In its response to the defense motions calling for the acquittal of generals Gotovina, Cermak and Markac on all counts in the indictment for Operation Storm crimes, the prosecution contends that enough evidence was brought before the Trial Chamber to lead to a conviction of the three accused. Thirty-two names were deleted from the list of 374 victims

Alan Tieger, vođa tima optužbe na suđenju Anti Gotovini, Ivanu Čermaku i Mladenu MarkačuAlan Tieger, vođa tima optužbe na suđenju Anti Gotovini, Ivanu Čermaku i Mladenu Markaču

The prosecution contends that in the course of its case it has managed to call enough evidence for the Trial Chamber to convict Croatian generals Ante Gotovina, Ivan Cermak and Mladen Markac on all nine counts charging them with murder, persecution, deportation, forcible transfer, looting, destruction and inhumane treatment committed during and after Operation Storm in the summer of 1995. Responding to the defense motions for the acquittal of the accused, the prosecution headed by US lawyer Alain Tieger noted that it had called enough evidence about the existence of the joint criminal enterprise aimed at expelling Serbs from Krajina and about the participation of the accused in it.

Tieger mentioned the name of former Croatian president Franjo Tudjman several times, denoting him as the mastermind of the joint criminal enterprise who didn’t hide the intention to clear Krajina from Serbs in his public addresses. Tudjman’s intervention at the meeting in Brijuni on 31 July 1995 was quoted; Tudjman says it is important ‘that civilians start fleeing and then the army will follow’.

The prosecution contested the defense counsel’s claims that it failed to prove the artillery attacks on Knin were unlawful. According to the defense, that is the ‘very essence’ of the theory of the joint criminal enterprise. There is ample evidence that the objective of the shelling was to force civilians to flee, the prosecution contends. Primary targets were civilian and not military; the pattern of fire, which was intermittent over a long period, indicated that the intention was to cause fear among the population.

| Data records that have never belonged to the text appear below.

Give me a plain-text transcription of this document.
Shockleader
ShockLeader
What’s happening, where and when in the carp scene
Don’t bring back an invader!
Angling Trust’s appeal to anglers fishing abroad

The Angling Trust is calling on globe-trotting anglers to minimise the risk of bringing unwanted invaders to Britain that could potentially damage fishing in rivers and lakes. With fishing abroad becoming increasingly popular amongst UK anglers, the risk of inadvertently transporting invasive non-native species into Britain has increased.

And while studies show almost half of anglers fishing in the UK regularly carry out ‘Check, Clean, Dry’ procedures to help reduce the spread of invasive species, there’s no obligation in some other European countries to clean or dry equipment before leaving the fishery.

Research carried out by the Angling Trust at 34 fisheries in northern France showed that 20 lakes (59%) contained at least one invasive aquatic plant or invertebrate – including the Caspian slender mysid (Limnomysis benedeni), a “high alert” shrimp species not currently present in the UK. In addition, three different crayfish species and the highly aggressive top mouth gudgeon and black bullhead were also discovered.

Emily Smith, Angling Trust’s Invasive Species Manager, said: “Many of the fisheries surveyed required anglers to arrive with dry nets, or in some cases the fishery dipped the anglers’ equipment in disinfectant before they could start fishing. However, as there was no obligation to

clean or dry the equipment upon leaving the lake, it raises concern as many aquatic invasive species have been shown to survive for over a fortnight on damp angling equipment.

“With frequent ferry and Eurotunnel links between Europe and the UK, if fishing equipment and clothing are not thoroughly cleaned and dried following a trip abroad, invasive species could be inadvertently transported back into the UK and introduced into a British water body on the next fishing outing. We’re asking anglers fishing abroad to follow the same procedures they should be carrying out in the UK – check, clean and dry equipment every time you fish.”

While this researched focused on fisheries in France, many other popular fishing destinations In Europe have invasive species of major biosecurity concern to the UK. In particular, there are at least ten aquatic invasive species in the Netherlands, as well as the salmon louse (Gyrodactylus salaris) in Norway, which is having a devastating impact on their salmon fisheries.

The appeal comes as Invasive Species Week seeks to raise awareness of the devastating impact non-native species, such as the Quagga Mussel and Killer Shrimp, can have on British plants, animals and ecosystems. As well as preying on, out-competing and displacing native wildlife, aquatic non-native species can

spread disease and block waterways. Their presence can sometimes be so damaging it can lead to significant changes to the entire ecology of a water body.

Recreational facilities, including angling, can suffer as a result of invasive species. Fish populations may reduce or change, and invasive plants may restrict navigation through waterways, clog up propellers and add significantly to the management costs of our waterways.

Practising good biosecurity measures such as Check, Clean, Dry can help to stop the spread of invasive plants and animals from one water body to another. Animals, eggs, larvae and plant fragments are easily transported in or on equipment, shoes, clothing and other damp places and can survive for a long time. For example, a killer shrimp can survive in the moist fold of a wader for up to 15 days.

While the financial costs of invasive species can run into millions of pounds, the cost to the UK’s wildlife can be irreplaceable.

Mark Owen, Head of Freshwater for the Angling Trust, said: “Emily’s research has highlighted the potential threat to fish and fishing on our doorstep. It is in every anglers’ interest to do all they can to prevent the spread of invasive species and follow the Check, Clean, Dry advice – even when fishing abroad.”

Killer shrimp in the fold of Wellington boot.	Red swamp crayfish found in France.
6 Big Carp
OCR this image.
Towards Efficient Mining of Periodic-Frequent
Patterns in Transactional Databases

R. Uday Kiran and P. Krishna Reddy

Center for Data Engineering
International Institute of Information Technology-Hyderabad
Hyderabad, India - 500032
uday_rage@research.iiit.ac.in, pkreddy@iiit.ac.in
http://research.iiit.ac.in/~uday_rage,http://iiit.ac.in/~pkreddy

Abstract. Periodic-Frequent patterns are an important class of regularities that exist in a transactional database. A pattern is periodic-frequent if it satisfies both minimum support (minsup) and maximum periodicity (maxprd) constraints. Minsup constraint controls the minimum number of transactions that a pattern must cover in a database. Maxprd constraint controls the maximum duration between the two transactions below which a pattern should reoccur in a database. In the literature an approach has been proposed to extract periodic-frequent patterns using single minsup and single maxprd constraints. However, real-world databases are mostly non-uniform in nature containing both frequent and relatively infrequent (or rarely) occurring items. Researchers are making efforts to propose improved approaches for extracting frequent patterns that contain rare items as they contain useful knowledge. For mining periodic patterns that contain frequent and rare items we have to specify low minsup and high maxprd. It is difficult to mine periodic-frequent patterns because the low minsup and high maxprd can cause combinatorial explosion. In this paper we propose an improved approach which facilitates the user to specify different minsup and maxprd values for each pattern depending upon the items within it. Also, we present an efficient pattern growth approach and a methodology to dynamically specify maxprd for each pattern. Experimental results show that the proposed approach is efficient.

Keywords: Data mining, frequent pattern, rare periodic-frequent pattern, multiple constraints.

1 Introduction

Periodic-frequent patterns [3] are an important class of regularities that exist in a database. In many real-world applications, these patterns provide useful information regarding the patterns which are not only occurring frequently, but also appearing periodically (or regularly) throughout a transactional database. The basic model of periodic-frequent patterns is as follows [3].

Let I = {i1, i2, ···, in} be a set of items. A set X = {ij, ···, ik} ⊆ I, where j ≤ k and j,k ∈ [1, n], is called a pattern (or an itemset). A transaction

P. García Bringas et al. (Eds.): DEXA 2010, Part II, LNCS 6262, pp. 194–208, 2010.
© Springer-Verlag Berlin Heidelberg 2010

The unlawful shelling of Knin and other Krajina towns is just one element of the joint criminal enterprise and not its ‘very essence’ as the defense teams argued, the prosecution went on to maintain. That the Croatian political, military and police leadership intended to expel civilians, the prosecution argued, can be seen from the systematic and widespread looting and burning down of Serb houses, murder and abuse of civilians who remained, and various measures designed to prevent the return of refugees. The prosecution has deleted 32 names from the victim list because no evidence has been called about those victims. Evidence has been called for the remaining 342 names, the prosecution maintains, showing that they were killed unlawfully.

Enough evidence has been called, the prosecution believes, that General Gotovina failed to take measures to prevent crimes and punish perpetrators during and after Operation Storm, despite the fact that he undoubtedly had authority over all the units in the Split Military District. The prosecution doesn’t challenge the fact that the accused general issued orders to prevent the crimes and put a stop to them. However, ‘the repeated issuing of orders that had not been complied with’, the prosecution noted, is not enough to lead to the conclusion that Gotovina sincerely intended to prevent crimes.

As regards the claim of Ivan Cermak’s defense that Cermak was the Knin Garrison commander and not the ‘military governor’ the prosecution noted that ‘semantic explanations’ could not cover up Cermak’s real authority which was ‘huge’. According to the prosecution, there is evidence showing that Cermak had control over the army and both the military and civilian police in Knin and its surroundings, yet he failed to use it to prevent crimes and punish perpetrators. Similar evidence, the prosecution argues, has been called against General Markac although his jurisdiction was limited to the special police and crimes it allegedly perpetrated. Cermak, Markac and Gotovina contributed to creating an atmosphere of fear in Krajina aimed at expelling the remaining Serbs and preventing the Serbs who had fled from returning, the prosecution concluded.

The defense teams will deliver their rebuttal arguments tomorrow. On Wednesday, the prosecution will then once again respond to the defense in its rejoinder.